На платформе дядечка в огромном пиджаке на вырост, напоминает гнома. Он устало бредет с мешком, останавливается возле очередной урны будто ялик у пристани, подолгу притираясь к причалу. Не торопясь натягивает белые матерчатые перчатки и, примерившись для того, чтобы не уйти туда с головой, решительно ныряет вовнутрь. За новой порцией жестяной дряни. Потом подолгу кряхтит, курит, глядя с потаенной нежностью в даль. Глаза его остекленел, повлажнев, запотев, как будто вставной...
Осень в Александрии особо пронзительная, как утро в вытрезвителе. Но для того, чтобы проверить свои ощущения, не обманка ли это, не ловушка всесильного Хроноса, который пожирает все звуки и смыслы, можно добраться до блошиного рынка! Надо побрататься со старьем Александрии, уходящей на дно, погружающейся в забытье своей ветхой с прорехами памяти.

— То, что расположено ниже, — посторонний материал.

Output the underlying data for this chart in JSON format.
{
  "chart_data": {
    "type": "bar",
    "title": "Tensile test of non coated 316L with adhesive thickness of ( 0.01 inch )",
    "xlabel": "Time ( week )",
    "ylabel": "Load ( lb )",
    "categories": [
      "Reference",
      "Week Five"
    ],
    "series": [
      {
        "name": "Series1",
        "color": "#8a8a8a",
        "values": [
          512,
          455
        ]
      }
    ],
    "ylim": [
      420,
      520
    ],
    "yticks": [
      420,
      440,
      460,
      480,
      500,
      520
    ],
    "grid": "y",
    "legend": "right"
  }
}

Как найти это прошлое? Да проще пареной репы. Для начала с привокзального бульвара можно перейти улицу, что напротив автобусной остановки, где в ожидании пыльного пазика, словно жениха, пляшет невеселый хоровод стайка усохших невест, бабуси с котомками, помятый мужичок с пивом, сжимая бутылку красной, как у пингвина, рукой, и полная розовощекая девка. В автобус она вряд ли влезет, а на остановке толкется так, для понту, за компанию, потому что одной не весело.

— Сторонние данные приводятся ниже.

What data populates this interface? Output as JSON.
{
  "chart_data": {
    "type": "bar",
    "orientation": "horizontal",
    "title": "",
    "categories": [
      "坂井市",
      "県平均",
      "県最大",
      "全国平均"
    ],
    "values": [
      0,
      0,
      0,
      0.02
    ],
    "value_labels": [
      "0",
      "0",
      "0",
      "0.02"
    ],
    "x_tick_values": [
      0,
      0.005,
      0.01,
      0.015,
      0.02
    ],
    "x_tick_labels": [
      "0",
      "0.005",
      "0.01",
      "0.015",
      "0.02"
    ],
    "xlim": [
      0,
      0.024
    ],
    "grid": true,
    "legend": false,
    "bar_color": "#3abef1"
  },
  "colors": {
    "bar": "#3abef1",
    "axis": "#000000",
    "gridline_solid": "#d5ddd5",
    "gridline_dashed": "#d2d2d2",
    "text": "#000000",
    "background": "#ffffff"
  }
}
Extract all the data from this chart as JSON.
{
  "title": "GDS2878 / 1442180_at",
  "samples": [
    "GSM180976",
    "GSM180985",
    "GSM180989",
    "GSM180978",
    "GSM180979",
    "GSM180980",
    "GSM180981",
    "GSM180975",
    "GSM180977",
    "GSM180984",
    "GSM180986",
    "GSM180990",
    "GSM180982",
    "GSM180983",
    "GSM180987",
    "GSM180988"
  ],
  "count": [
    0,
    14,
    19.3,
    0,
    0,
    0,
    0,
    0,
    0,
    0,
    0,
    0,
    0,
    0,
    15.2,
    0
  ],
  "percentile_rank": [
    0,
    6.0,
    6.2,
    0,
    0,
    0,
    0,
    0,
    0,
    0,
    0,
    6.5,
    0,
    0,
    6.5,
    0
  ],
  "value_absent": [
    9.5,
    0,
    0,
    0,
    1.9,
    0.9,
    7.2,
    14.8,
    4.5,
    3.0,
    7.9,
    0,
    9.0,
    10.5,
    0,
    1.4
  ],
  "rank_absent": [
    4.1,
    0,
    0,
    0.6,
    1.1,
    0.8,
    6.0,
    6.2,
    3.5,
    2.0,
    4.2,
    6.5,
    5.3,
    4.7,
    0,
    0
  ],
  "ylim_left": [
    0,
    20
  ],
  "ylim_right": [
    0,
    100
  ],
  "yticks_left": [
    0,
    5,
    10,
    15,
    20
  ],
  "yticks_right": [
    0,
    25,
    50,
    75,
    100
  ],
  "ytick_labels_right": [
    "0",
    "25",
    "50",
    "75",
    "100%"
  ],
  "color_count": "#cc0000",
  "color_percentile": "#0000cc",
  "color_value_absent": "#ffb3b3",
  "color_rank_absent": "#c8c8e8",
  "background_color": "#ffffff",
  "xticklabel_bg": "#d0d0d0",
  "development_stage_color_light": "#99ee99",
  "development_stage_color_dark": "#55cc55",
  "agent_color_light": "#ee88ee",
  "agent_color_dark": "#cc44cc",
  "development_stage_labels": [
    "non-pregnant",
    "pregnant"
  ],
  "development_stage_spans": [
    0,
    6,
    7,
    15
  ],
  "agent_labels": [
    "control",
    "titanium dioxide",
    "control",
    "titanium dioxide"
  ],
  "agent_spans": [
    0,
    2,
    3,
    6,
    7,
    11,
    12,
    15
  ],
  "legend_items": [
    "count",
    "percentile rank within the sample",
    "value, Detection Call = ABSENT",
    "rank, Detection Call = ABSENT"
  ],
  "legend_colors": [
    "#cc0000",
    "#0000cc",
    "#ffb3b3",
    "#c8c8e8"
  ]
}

Рядышком - палатка с надписью «Сила чебуречная».
Ну так вот, остановку надобно обогнуть, словно Мыс Горн. А после углубиться в подворотню, напоминающую дыру в бетонном заборе. Далее, взять вдоль пятиэтажных домишек, вытянувшихся во фрунт, обогнуть большую лужу, что возле нового кирпичного дома, напоминающего вставную челюсть, минуя дедушку в валенках на стуле, которого забыли во дворе родственники, а потому он теперь - музейный экспонат из археологического музея. Или – Хроноса, ибо сидит тут всегда, и зимой, и летом. Он вечен, он уже в веках.

После дома будет помойка, а за нею, словно засада, блошиный рынок. Словно почесал в затылке, а вычесал блоху.
Обойти его никак нельзя. Разве сделать крюк по проспекту Ленина. Но там такие убитые тротуары, что хочется повеситься на фонарном столбе, грустном, как знак вопроса. Вопроса, оставшегося без ответа.
В прошлом году, говорят, мэра Александрии посадили. Он воровал так вдохновенно, что город чуть было не запсел.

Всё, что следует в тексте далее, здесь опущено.